Currently I am learning ANCOVA, but I'm confused with the result.
I created a linear regression model using mtcars
like this:
summary(lm(qsec ~ wt+factor(am), data = mtcars))
The output is:
Call:
lm(formula = qsec ~ wt + factor(am), data = mtcars)
Residuals:
Min 1Q Median 3Q Max
-2.6898 -1.3063 0.0167 1.1398 3.9917
Coefficients:
Estimate Std. Error t value Pr(>|t|)
(Intercept) 22.5990 1.5596 14.490 8.17e-15 ***
wt -1.1716 0.4025 -2.911 0.00685 **
factor(am)1 -2.4141 0.7892 -3.059 0.00474 **
---
Signif. codes: 0 ‘***’ 0.001 ‘**’ 0.01 ‘*’ 0.05 ‘.’ 0.1 ‘ ’ 1
Residual standard error: 1.582 on 29 degrees of freedom
Multiple R-squared: 0.267, Adjusted R-squared: 0.2165
F-statistic: 5.283 on 2 and 29 DF, p-value: 0.01106
As you see, the p value of wt
showed 0.00685, which meaned a strong linear correlation between wt
and qsec
, as well as am
.
But when I ran aov
code:
summary(aov(qsec ~ wt+factor(am), data = mtcars))
With the output:
Df Sum Sq Mean Sq F value Pr(>F)
wt 1 3.02 3.022 1.208 0.28081
factor(am) 1 23.41 23.413 9.358 0.00474 **
Residuals 29 72.55 2.502
---
Signif. codes: 0 ‘***’ 0.001 ‘**’ 0.01 ‘*’ 0.05 ‘.’ 0.1 ‘ ’ 1
It seems like there was no effect from wt
on qsec
.
Does it mean that a strong linear correlation between wt
and qsec
could be confirmed but there is no great effect from wt
on qsec
?
Is my explanation appropriate?
First drop the factor
since am
only has two values so making it a factor will not have any effect on the results.

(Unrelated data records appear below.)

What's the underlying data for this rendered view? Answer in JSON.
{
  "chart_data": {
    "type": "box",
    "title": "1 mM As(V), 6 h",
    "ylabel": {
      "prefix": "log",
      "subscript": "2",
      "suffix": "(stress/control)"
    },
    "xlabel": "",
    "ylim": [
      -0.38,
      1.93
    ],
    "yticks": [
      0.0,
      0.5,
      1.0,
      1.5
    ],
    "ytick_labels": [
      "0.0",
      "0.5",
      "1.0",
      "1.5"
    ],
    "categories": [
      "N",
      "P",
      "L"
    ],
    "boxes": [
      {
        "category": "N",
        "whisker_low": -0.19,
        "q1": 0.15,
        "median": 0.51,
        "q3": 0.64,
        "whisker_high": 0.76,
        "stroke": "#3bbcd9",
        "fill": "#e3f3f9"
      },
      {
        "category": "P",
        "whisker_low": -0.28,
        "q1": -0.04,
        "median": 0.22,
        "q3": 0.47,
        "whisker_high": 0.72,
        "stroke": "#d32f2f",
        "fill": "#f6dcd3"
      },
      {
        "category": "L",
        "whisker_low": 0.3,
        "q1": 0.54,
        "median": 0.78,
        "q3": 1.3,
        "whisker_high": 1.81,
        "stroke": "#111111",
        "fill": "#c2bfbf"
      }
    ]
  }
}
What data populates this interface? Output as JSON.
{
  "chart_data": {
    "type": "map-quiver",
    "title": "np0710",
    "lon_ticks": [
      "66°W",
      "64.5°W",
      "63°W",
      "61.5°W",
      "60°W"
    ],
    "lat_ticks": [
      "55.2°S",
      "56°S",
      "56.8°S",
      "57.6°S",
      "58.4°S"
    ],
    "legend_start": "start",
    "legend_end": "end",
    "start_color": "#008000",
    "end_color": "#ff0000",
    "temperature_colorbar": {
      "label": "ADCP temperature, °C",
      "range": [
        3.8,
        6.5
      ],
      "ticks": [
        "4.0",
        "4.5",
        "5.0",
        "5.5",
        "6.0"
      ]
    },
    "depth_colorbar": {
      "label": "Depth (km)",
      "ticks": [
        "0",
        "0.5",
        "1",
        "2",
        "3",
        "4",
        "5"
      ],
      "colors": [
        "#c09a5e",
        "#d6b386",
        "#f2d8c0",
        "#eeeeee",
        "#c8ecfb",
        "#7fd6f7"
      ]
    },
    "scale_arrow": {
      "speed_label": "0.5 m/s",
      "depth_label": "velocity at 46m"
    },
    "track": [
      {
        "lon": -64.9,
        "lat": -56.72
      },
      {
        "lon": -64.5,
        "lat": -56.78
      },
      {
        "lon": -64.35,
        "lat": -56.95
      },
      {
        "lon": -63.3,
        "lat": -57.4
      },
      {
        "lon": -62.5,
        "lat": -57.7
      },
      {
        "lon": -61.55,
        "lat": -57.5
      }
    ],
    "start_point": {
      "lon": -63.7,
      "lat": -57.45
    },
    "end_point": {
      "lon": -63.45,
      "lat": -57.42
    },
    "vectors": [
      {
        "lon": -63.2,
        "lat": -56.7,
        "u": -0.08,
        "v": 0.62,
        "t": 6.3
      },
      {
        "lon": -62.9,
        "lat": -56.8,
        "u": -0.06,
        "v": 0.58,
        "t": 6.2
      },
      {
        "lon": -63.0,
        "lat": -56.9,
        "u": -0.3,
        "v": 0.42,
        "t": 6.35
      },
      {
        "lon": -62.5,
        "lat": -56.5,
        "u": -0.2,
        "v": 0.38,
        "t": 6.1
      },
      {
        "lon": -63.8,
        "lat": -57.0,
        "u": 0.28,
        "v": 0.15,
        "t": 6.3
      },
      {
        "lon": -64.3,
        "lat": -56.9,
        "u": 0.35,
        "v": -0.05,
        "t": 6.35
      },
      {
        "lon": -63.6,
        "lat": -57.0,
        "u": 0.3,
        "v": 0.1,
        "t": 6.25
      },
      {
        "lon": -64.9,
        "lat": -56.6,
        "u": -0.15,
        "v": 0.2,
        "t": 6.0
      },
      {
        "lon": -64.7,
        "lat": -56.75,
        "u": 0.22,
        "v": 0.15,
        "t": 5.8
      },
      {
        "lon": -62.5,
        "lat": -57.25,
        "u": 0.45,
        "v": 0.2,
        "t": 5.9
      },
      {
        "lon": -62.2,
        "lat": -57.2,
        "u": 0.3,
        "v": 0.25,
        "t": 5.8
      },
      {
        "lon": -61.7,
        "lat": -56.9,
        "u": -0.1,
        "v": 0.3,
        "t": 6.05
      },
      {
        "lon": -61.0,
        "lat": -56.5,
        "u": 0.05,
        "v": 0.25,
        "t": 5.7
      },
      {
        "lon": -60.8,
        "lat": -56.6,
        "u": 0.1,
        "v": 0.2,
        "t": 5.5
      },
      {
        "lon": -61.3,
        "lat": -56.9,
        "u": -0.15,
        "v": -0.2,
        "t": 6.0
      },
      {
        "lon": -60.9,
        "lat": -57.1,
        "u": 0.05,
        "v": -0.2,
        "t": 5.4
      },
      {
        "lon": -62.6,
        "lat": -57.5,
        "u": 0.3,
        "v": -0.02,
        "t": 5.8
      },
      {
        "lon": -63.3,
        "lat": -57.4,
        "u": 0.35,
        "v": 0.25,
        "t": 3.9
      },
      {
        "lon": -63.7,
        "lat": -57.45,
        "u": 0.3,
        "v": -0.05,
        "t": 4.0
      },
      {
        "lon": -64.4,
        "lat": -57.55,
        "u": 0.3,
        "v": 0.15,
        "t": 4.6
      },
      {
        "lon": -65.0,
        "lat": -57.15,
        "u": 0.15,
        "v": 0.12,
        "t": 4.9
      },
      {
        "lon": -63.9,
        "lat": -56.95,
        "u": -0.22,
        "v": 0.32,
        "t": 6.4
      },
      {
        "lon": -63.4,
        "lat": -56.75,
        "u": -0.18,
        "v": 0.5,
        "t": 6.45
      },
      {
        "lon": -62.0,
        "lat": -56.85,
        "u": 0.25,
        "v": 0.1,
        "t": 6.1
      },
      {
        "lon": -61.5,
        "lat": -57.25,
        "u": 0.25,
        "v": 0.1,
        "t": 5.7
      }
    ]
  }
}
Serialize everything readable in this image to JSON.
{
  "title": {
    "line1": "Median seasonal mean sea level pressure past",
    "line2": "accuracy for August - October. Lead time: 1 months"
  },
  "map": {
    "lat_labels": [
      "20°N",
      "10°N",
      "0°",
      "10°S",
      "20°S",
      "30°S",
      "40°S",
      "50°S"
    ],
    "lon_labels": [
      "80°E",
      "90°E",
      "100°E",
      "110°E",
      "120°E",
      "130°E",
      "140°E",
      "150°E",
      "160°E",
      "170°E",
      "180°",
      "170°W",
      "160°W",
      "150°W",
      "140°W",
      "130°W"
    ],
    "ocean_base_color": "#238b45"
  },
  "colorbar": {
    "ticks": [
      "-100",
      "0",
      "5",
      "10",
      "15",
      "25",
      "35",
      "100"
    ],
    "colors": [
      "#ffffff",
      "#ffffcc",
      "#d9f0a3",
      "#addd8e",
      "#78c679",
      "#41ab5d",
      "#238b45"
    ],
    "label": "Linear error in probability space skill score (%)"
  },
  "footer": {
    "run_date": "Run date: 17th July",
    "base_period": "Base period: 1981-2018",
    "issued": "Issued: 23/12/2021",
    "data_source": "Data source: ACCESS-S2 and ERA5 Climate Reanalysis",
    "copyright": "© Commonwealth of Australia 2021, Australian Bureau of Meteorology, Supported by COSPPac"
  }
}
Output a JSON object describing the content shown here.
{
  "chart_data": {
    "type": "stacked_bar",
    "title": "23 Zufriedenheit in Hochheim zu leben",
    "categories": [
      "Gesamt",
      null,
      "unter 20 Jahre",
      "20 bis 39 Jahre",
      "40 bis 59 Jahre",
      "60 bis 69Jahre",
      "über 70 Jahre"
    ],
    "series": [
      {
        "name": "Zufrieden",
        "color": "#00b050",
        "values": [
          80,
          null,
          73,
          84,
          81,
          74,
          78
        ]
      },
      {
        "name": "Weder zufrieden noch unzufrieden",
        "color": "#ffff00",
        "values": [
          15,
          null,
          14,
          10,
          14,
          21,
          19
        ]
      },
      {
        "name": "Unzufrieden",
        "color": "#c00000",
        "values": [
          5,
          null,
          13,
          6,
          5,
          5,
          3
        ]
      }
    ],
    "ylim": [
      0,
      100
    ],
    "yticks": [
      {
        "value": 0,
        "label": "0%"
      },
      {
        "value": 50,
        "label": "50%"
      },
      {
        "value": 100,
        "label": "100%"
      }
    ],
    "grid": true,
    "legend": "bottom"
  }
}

Now regarding the tests to get the p values they are different. For lm
the wt
p value is based on the comparison of these two models
qsec ~ am
qsec ~ wt + am
so we have
anova(lm(qsec ~ am, mtcars), lm(qsec ~ mt + am, mtcars))
## Model 1: qsec ~ am
## Model 2: qsec ~ wt + am
## Res.Df RSS Df Sum of Sq F Pr(>F)
## 1 30 93.758
## 2 29 72.554 1 21.204 8.4753 0.006854 ** <-- 0.00685
summary(lm(qsec ~ wt + am, mtcars))
## Estimate Std. Error t value Pr(>|t|)
## (Intercept) 22.5990 1.5596 14.490 8.17e-15 ***
## wt -1.1716 0.4025 -2.911 0.00685 ** <-- 0.00685
## am -2.4141 0.7892 -3.059 0.00474 **
whereas aov
is really meant for balanced designs where the terms are orthogonal and if not, as here, then it conceptually orthogonalizes them sequentially so in that case the comparison is effectively between these two models
qsec ~ r.am
qsec ~ r.wt + r.am
where r.wt is the portion of wt
orthogonal to the intercept and r.am is the portion of am
orthogonal to wt
and the intercept so we have
r.wt <- resid(lm(wt ~ 1, mtcars))
r.am <- resid(lm(am ~ wt, mtcars))
anova(lm(qsec ~ r.am, mtcars), lm(qsec ~ r.wt + r.am, mtcars))
## Model 1: qsec ~ r.am
## Model 2: qsec ~ r.wt + r.am
## Res.Df RSS Df Sum of Sq F Pr(>F)
## 1 30 75.576
## 2 29 72.554 1 3.0217 1.2078 0.2808 <------- 0.2808
summary(aov(qsec ~ wt + am, mtcars))
## Df Sum Sq Mean Sq F value Pr(>F)
## wt 1 3.02 3.022 1.208 0.28081 <------- 0.28081
## am 1 23.41 23.413 9.358 0.00474 **
## Residuals 29 72.55 2.502
It would also be possible to demonstrate this by performing Gram Schmidt on the cbind(1, wt, am)
model matrix to make the columns orthogonal. The pracma package has a Gram Schmidt routine.